It would only be human to hold a grudge against the paper that fomented the issue.

Fast-forward not quite two years, when Hereford demanded imposition of the “media board” in the 1977-78 academic year. The president continued to do so when Mike Vitez succeeded Rodrigue. In 1979, when Rick Neel succeeded Vitez, Hereford issued an ultimatum: agree to the supervision of the media board or lose your office space. Neel said, Um, no. Hereford said: then you’re out of your office.

That the university founded by the author of the Declaration of Independence would close the student newspaper was too delicious.

The Charlottesville Daily Progress told us: Y’all can work here. The national press picked up the story. After three days of using our office phones (the doors remained unlocked) and composing the paper across town at the Progress (where we were increasingly a pain in the ass), students rallied on the Lawn and marched to Hereford’s castle. Meanwhile, Neel made a deal: The paper would acknowledge the authority of the media board provided it had no actual authority. I don’t recall that we ever heard another word about said media board.

(My favorite photos from college are of the student protest. In the one at top, a student holds a sign, “THE CD MAY SUCK BUT IT DOESN’T KISS ASS.” Just above I captured Hereford’s wife Ann, standing in front of her house and smoking a cigarette, glaring at students angry at her husband.)

Our spat more than four decades ago was nothing compared to the Harvard/Columbia/Paul, Weiss/etc. treatment from Donald Trump’s Civil Rights Division, which appears committed to turning UVA into something like Hereford’s country club. And making each of us kiss ass.

The UVA board in March, aligning with Trump executive orders, demanded dissolution of the university’s Office of Diversity, Equity, Inclusion, and Community Partnerships (successor to the Office of Minority Affairs Hereford had created after his ordeal). Republican Governor Glenn Youngkin, who has mimicked Trump’s cultural agenda, praised the board’s action. Diversity programs were a hallmark of James Ryan’s tenure, and several board members reportedly urged the board to fire Ryan, either out of fear that Trump would pull, by the Times’s estimate, $355 million in research contracts (a contract is a contract unless it’s with the government) or because they hold similar views about threats to white privilege. We don’t know, as they have been silent since Ryan’s resignation two days ago.

The Civil Rights Division, like other executive agencies, has had its purpose turned on its head. The assistant attorney general, Harmeet K. Dhillon, has a lengthy list of press clips on her former firm’s website personally attacking Democrats and defending Republicans. Her deputy Gregory W. Brown was an attorney in Charlottesville affiliated with the Jefferson Council, a group of (aging) alumni aiming to “lead the University of Virginia back to Thomas Jefferson’s legacy of freedom and excellence.” Its founders include Bert Ellis, a Youngkin UVA board appointee whom the governor fired in March for unspecified violations of the state’s “Code of Conduct for Boards and Commissions” and the UVA board’s own statement of responsibilities. Ellis led notorious critiques of Ryan’s tenure, especially his efforts to diversify the student body.

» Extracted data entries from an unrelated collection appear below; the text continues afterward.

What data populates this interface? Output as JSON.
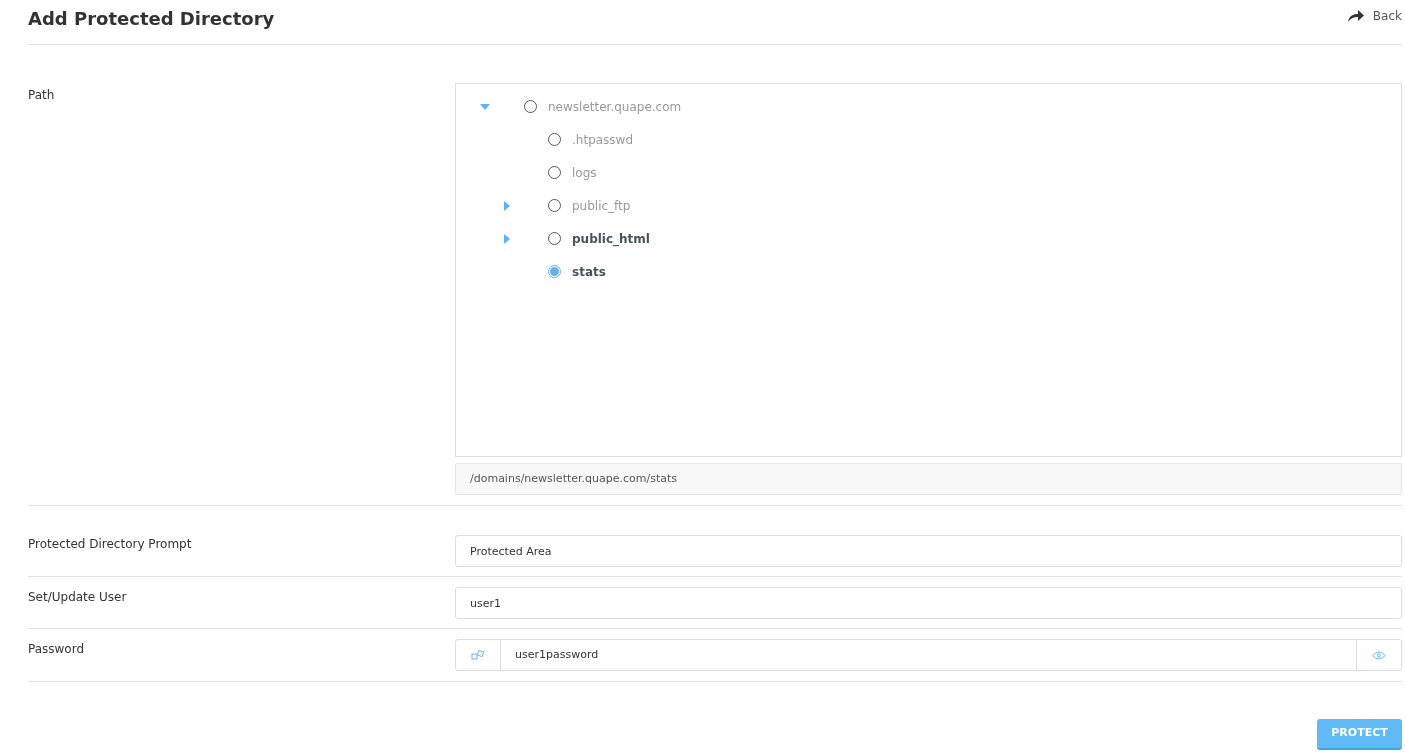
{
  "title": "Add Protected Directory",
  "back": {
    "label": "Back"
  },
  "path": {
    "label": "Path",
    "tree": [
      {
        "label": "newsletter.quape.com",
        "selected": false,
        "bold": false,
        "expanded": true,
        "children": [
          {
            "label": ".htpasswd",
            "selected": false,
            "bold": false
          },
          {
            "label": "logs",
            "selected": false,
            "bold": false
          },
          {
            "label": "public_ftp",
            "selected": false,
            "bold": false,
            "expanded": false
          },
          {
            "label": "public_html",
            "selected": false,
            "bold": true,
            "expanded": false
          },
          {
            "label": "stats",
            "selected": true,
            "bold": true
          }
        ]
      }
    ],
    "value": "/domains/newsletter.quape.com/stats"
  },
  "prompt": {
    "label": "Protected Directory Prompt",
    "value": "Protected Area"
  },
  "user": {
    "label": "Set/Update User",
    "value": "user1"
  },
  "password": {
    "label": "Password",
    "value": "user1password"
  },
  "submit": "PROTECT"
}
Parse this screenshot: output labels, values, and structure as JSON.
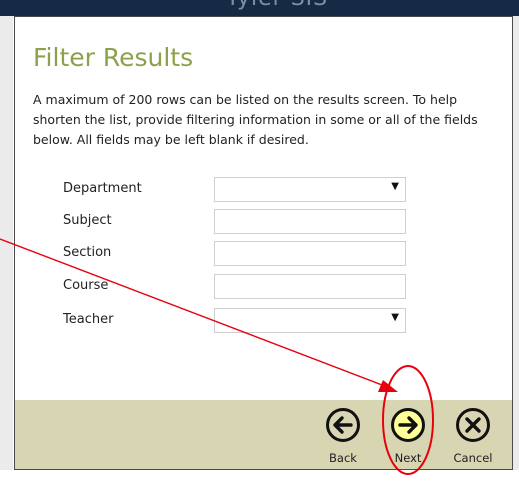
{
  "backdrop": {
    "logo_text": "Tyler SIS"
  },
  "dialog": {
    "title": "Filter Results",
    "instructions": "A maximum of 200 rows can be listed on the results screen. To help shorten the list, provide filtering information in some or all of the fields below. All fields may be left blank if desired."
  },
  "fields": {
    "department": {
      "label": "Department",
      "type": "select",
      "value": ""
    },
    "subject": {
      "label": "Subject",
      "type": "text",
      "value": ""
    },
    "section": {
      "label": "Section",
      "type": "text",
      "value": ""
    },
    "course": {
      "label": "Course",
      "type": "text",
      "value": ""
    },
    "teacher": {
      "label": "Teacher",
      "type": "select",
      "value": ""
    }
  },
  "buttons": {
    "back": {
      "label": "Back",
      "icon": "arrow-left-circle-icon"
    },
    "next": {
      "label": "Next",
      "icon": "arrow-right-circle-icon",
      "highlight_color": "#ffff99"
    },
    "cancel": {
      "label": "Cancel",
      "icon": "x-circle-icon"
    }
  },
  "annotation": {
    "color": "#e8000d",
    "arrow_target": "next-button"
  },
  "colors": {
    "title": "#8aa24a",
    "button_bar": "#d7d5b2",
    "backdrop": "#152b45"
  }
}
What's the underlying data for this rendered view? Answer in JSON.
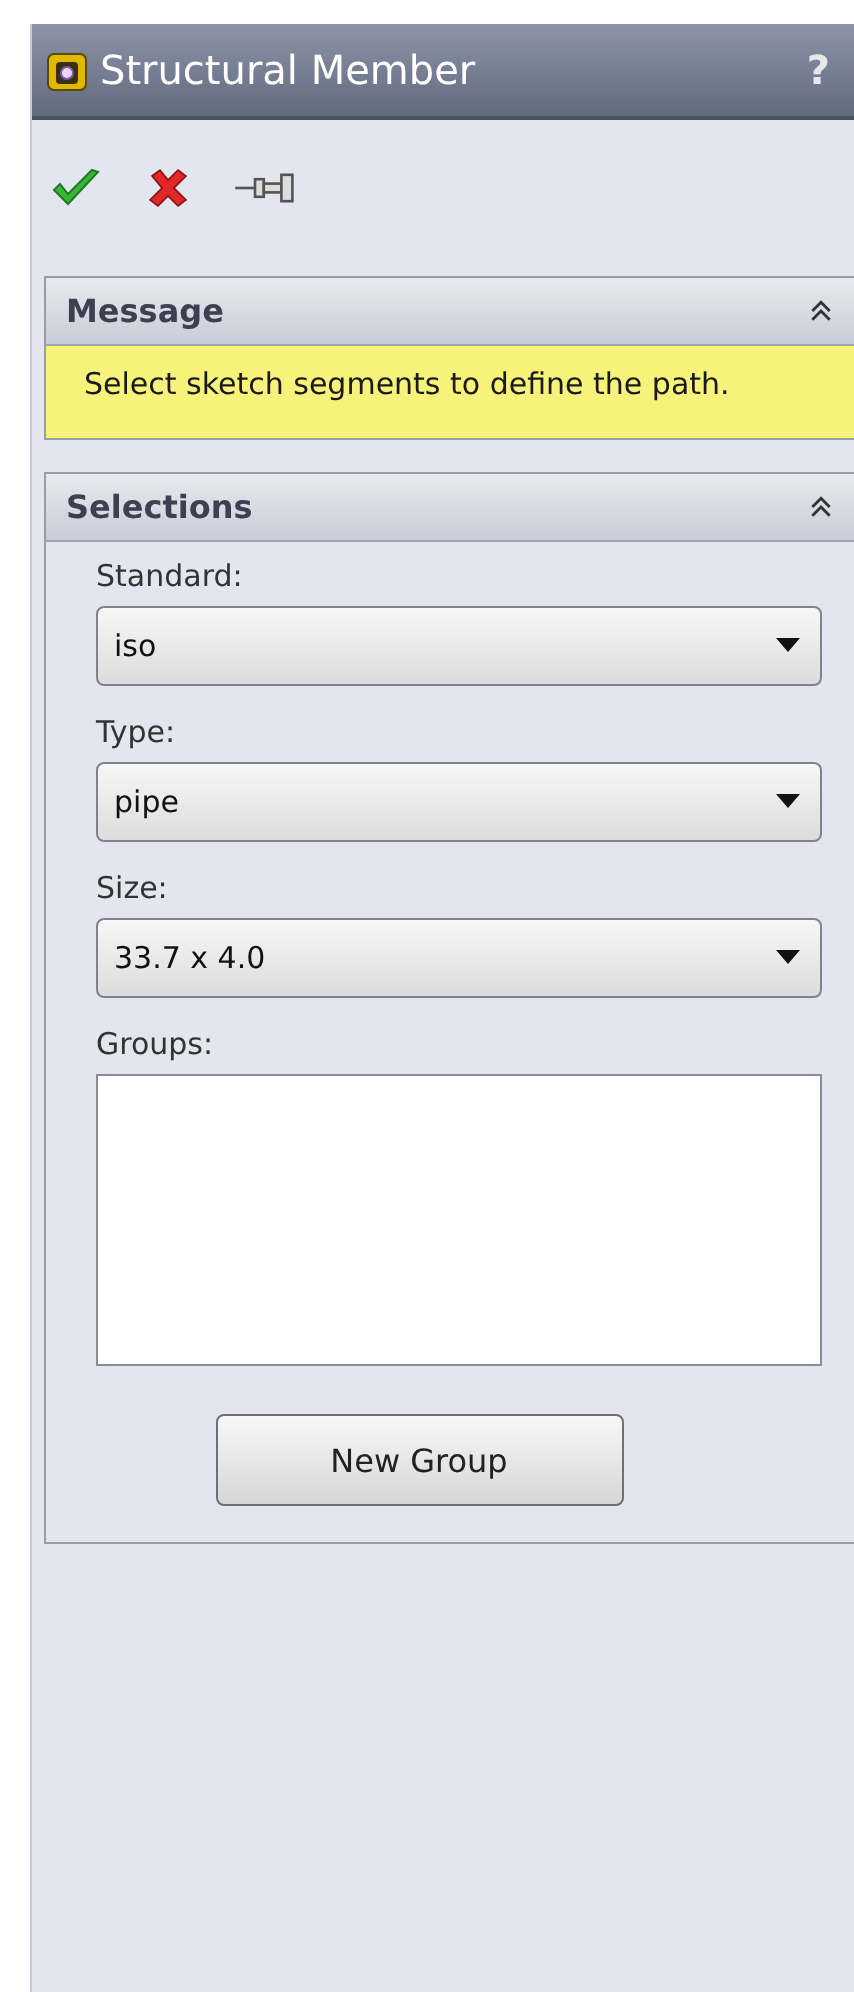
{
  "window": {
    "title": "Structural Member",
    "help": "?"
  },
  "sections": [
    {
      "kind": "message",
      "title": "Message",
      "expanded": true,
      "text": "Select sketch segments to define the path."
    },
    {
      "kind": "selections",
      "title": "Selections",
      "expanded": true,
      "fields": [
        {
          "kind": "dropdown",
          "label": "Standard:",
          "value": "iso"
        },
        {
          "kind": "dropdown",
          "label": "Type:",
          "value": "pipe"
        },
        {
          "kind": "dropdown",
          "label": "Size:",
          "value": "33.7 x 4.0"
        },
        {
          "kind": "listbox",
          "label": "Groups:"
        }
      ],
      "button": "New Group"
    }
  ]
}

It was Gregory Brown, The New York Times reported, who demanded Ryan’s resignation as the price of ending the government’s investigation bent on enforcing Trump’s anti-DEI executive orders. Brown sued Ryan and UVA twice last year. Matan Goldstein, an Israeli-American freshman, alleged antisemitic harassment by UVA officials and pro-Palestinian groups. He also represented Morgan Bettinger, a 2021 graduate who was accused of mocking a Black Women Matter protest and reportedly faced expulsion until UVA’s investigation found insufficient evidence. Both cases were settled.

After Youngkin fired Bert Ellis, he nominated Ken Cuccinelli to succeed him. Cuccinelli is a former state attorney general and Homeland Security official during Trump’s first term. (A federal judge in 2020 ruled that Cuccinelli’s appointment as acting head of the Citizenship and Immigration Services violated federal vacancy law and he therefore lacked authority to issue policy directives.) Cuccinelli’s nomination, and those of seven others to state college boards, was rejected by the Democratic-controlled Senate Privileges and Elections Committee on May 30. State law requires confirmation by the House and Senate, but Youngkin told the board to seat his nominees anyway because the House and Senate in full had not acted. The Senate committee’s Democrats last week sued the three boards’ chairs. On June 24 Youngkin named four more board members to succeed those appointed by his predecessor, Democrat Ralph Northam. Youngkin will have seated the entire board as of July.

The outrageousness of this chapter led me to review the third. It’s something of a precursor.

In June 2012 board chair Helen Dragas, with no warning, asked for the resignation of President Theresa Sullivan, hired in 2010, and Sullivan submitted it. After two weeks of uproar, during which it was revealed that Dragas had acted without a vote of the board and had failed to follow its procedures, the board unanimously reinstated her. Republican Governor Bob McDonnell reappointed Dragas days later, and the Republican-controlled General Assembly confirmed her for a second four-year term when it met in January 2013. Sullivan announced her intention to retire in 2017, and Ryan succeeded her in August 2018.

Nine months after the Dragas episode, the American Association of University Professors released an investigative report. It is fascinating in its probe of the institution and of the incident. Striking is its analysis of the board:

“According to everyone with whom the investigating committee spoke, the critical factor leading to appointment to what is a much sought-after post, considered to be among the most prestigious the governor can make, at least until last summer, has been the amount of financial contribution the appointee has made to the governor’s electoral campaign. . .

“Rector Dragas, a UVA alumna with a bachelor’s degree in economics and foreign affairs awarded in 1984 and an MBA from the Darden School received in 1988, is a successful real-estate developer from Virginia Beach, Virginia. Most of the other members of the board also come from business backgrounds, several, like Ms. Dragas, from successful medium-sized enterprises; few have had experience with large, complex business organizations or the administration of institutions of higher education.”

Nearly all the current board members are lawyers or business executives. Most have one or more degrees from Virginia. To what extent they have contributed to Youngkin’s political operations, I don’t know. But I can surmise their alignment with his values.

Coda. In 1976 the Robert F. Kenndy Journalism Awards recognized as Best Student Coverage a Cavalier Daily series the year before “setting forth the complaints and concerns of the black students at U.Va. As articulated by black student leaders these included the observations that the social atmosphere was geared exclusively toward white students; that the university had conducted many studies of minority needs at the school but had been slow to act on the findings; that too few blacks were hired as faculty and fewer yet attained high positions in the school administration; and in essence that there was a lack of commitment to the betterment of the quality of life for minority students. . .

“Much credit is due the Cavalier Daily for the substantial coverage given to the events of last fall which led to the creation of the Office of Minority Affairs.”

It is that successor office which the University board has now dissolved.